11-18-2016 | Complications | News

Pros and cons to existing prediabetes measures highlighted

medwireNews: Prediabetes measures are highly variable in their sensitivity and specificity for predicting the long-term risk of diabetes and its major clinical complications, shows an analysis of the Atherosclerosis Risk in Communities (ARIC) cohort.

As reported in The Lancet Diabetes & Endocrinology, Elizabeth Selvin (Johns Hopkins Bloomberg School of Public Health, Baltimore, Maryland, USA) and colleagues found that the American Diabetes Association (ADA) fasting glucose prediabetes definition (5.6–6.9 mmol/L) was the most sensitive of the five they studied.

It was 73% sensitive for incident diabetes over 10 years, and was between 46% and 54% sensitive for the major complications of chronic kidney disease, atherosclerotic cardiovascular disease, peripheral vascular disease, and all-cause mortality in 10,844 participants who attended visit 2 of the ARIC study.

However, prediabetes according to this definition was present in 38% of the patients, and, in an accompanying commentary, Lydia Makaroff (University of Leuven, Belgium) notes that “more than one in three people in this population would be diagnosed with a medical condition with the ADA fasting glucose definition, despite their relatively low risk of morbidity and mortality.”

Prediabetes according to the World Health Organization (WHO) fasting glucose definition, of 6.1–6.9 mmol/L, was present in fewer participants, at 11%, but was much less sensitive, at 41% for incident diabetes and 15–19% for major complications. However, it had good specificity, at 91% and 88–89%, respectively.

Both of the glycated hemoglobin (HbA1c) definitions studied had similar specificity to each other and to the WHO fasting glucose definition for incident diabetes and complications.
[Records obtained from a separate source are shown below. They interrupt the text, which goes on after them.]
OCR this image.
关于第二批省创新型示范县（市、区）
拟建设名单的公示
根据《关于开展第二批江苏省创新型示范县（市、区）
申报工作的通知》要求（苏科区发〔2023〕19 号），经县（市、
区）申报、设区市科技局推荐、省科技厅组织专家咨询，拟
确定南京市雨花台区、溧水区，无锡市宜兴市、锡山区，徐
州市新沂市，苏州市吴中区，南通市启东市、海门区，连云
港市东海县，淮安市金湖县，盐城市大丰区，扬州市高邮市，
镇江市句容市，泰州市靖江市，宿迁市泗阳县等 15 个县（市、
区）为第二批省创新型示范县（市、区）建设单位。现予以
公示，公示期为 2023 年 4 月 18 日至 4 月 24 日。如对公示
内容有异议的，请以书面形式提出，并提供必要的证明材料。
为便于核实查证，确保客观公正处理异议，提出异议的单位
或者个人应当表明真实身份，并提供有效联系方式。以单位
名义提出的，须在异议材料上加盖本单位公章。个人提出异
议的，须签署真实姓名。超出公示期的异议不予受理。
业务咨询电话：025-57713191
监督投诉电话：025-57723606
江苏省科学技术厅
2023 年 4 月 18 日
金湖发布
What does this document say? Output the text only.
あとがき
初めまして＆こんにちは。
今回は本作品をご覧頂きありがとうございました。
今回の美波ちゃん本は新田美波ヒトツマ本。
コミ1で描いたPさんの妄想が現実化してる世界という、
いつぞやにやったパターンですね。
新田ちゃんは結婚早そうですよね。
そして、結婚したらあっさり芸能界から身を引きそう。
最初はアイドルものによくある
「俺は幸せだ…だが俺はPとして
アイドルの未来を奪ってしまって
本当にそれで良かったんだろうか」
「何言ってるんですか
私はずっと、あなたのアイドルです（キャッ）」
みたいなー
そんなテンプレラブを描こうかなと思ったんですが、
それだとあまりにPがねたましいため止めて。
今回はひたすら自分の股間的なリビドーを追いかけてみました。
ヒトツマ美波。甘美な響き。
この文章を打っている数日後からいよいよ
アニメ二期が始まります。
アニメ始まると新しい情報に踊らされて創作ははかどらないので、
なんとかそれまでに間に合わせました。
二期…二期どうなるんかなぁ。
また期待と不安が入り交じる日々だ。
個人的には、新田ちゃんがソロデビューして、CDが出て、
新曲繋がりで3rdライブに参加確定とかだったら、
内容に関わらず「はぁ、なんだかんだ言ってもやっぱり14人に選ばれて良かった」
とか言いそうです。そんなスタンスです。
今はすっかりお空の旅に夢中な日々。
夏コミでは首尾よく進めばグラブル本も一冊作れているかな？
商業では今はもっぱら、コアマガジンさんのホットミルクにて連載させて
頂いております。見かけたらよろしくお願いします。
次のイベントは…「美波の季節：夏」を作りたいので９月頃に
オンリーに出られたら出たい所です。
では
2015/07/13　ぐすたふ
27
Neither had good sensitivity, however, although the ADA definition of HbA1c cutoff (5.7–6.4%) was more sensitive than the narrower International Expert Committee definition (6.0–6.4%).

The team also tested the predictive ability of the ADA and WHO 2-hour glucose concentration prediabetes definition (7.8–11.0 mmol/L) among 7194 participants who attended study visit 4, but did not find any “meaningful differences” in its predictive ability compared with the fasting glucose definitions.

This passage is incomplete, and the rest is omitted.